The G-signature Theorem on Witt spaces
Markus Banagl, Eric Leichtnam, Paolo Piazza
TL;DR
The paper extends the Atiyah–Segal–Singer G-signature formula to Witt G-pseudomanifolds by defining the equivariant signature via intersection cohomology and analyzing the signature operator in the wedge metric setting. It develops an analytic KK-theory framework, proving that the fixed-point data of X^g contributes via a localization formula to Sign(g,X) under a strong normal-non-singularity hypothesis for the fixed-set inclusion, with the L-classes of the fixed components and the characteristic data of the normal bundle driving the formula.
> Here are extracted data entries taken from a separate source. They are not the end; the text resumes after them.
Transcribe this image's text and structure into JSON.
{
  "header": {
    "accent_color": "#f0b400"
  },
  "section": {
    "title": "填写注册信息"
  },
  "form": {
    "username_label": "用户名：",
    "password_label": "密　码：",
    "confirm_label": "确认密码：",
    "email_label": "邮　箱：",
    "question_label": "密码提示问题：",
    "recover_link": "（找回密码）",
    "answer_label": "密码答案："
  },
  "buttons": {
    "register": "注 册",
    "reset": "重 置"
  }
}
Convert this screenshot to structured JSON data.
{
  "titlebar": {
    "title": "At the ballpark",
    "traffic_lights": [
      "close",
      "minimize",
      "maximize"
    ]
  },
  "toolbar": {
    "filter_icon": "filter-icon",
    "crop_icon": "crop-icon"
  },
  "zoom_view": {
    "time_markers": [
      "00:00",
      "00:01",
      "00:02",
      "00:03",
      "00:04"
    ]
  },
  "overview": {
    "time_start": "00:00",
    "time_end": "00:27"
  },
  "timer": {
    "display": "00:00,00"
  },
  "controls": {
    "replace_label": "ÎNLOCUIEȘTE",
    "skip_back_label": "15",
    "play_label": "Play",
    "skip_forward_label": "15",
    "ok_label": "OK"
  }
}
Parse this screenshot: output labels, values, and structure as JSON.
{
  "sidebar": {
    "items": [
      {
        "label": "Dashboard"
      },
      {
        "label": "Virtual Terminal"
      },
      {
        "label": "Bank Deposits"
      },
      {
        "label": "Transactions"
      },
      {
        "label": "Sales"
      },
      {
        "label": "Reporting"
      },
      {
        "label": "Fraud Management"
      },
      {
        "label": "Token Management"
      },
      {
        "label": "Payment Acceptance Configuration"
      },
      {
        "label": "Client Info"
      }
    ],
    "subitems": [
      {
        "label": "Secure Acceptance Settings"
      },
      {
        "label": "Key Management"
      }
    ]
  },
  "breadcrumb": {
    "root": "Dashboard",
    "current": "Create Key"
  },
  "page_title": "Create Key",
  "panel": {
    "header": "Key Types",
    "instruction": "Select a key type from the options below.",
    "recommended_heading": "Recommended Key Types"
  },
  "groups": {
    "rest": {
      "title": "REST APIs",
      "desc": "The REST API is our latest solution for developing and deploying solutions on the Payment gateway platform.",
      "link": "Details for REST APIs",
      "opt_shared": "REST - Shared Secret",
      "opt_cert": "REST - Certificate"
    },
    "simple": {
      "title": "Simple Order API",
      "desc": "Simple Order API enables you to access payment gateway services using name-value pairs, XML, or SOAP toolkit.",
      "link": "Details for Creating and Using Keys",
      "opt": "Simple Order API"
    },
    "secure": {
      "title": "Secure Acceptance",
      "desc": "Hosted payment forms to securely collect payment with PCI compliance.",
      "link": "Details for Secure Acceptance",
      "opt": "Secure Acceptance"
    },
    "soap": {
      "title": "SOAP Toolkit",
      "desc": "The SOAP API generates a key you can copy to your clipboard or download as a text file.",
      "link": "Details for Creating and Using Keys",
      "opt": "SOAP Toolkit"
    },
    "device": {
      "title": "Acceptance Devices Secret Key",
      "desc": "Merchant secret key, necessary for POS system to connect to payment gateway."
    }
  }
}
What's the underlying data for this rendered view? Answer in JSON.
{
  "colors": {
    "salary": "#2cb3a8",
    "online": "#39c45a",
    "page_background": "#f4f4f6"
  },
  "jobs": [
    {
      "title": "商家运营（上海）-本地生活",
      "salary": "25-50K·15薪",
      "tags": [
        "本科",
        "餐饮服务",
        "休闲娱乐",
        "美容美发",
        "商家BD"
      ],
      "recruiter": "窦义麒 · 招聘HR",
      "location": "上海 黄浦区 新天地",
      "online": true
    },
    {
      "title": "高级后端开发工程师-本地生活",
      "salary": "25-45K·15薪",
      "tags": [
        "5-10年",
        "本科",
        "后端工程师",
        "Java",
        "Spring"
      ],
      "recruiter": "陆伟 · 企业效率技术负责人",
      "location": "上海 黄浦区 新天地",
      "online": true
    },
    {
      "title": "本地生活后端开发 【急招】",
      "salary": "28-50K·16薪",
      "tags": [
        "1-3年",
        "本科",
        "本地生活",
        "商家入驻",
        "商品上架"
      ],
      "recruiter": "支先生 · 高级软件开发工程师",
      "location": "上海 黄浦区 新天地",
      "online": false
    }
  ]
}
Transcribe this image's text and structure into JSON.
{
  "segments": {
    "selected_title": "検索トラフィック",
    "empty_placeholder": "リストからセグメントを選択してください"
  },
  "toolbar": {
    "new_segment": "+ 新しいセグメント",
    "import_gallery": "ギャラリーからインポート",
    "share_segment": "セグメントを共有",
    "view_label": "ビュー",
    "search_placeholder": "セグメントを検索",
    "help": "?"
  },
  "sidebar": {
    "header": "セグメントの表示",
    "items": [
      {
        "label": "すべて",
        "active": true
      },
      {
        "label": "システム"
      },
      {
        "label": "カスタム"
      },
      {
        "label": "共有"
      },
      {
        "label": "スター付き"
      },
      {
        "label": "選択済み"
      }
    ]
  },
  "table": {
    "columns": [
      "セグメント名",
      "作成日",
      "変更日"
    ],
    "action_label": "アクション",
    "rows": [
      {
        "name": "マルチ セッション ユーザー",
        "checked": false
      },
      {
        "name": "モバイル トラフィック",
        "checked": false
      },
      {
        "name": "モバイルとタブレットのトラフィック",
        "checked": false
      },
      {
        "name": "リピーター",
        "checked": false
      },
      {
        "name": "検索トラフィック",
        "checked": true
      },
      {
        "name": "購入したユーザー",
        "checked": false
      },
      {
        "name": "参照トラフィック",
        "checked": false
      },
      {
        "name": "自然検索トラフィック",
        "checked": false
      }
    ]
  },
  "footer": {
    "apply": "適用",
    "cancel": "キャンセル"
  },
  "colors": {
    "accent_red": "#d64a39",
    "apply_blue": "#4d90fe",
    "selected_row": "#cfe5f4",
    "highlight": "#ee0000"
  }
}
Central to the approach are the equivariant K-homology class [D^sign_g], Gysin maps in the equivariant setting, and the localized Chern character machinery of Puschnigg, which together yield a fixed-point expression that specializes to a product of complex characteristic factors when the normal bundle splits into line bundles. The results provide concrete transversality criteria yielding wide classes of Witt G-pseudomanifolds to which the formula applies and fortify the bridge between singular spaces, KK-theory, and index theory. Overall, this work broadens the reach of equivariant index theory to singular spaces with group actions, with implications for geometry and representation theory in contexts where intersection homology and stratified spaces are natural.
Abstract
Let G be a compact Lie group and let X be an oriented Witt G-pseudomanifold. Using intersection cohomology it is possible to define Sign(G,X) in R(G), the G-signature of X. Let g be an element in G. Assuming that the inclusion of the fixed point set associated to g is normally non-singular, we prove a formula for Sign(g,X), the G-signature of X computed at g, thus extending to Witt G-pseudomanifolds the fundamental result proved by Atiyah, Segal and Singer on smooth compact G-manifolds. Along the way, we give a detailed study of the fixed point set of a Thom-Mather G-space X and our main result in this direction is a sufficient condition ensuring that the fixed point set associated to G is included in X in a normally non-singular manner. This latter result provides many examples where our formula applies.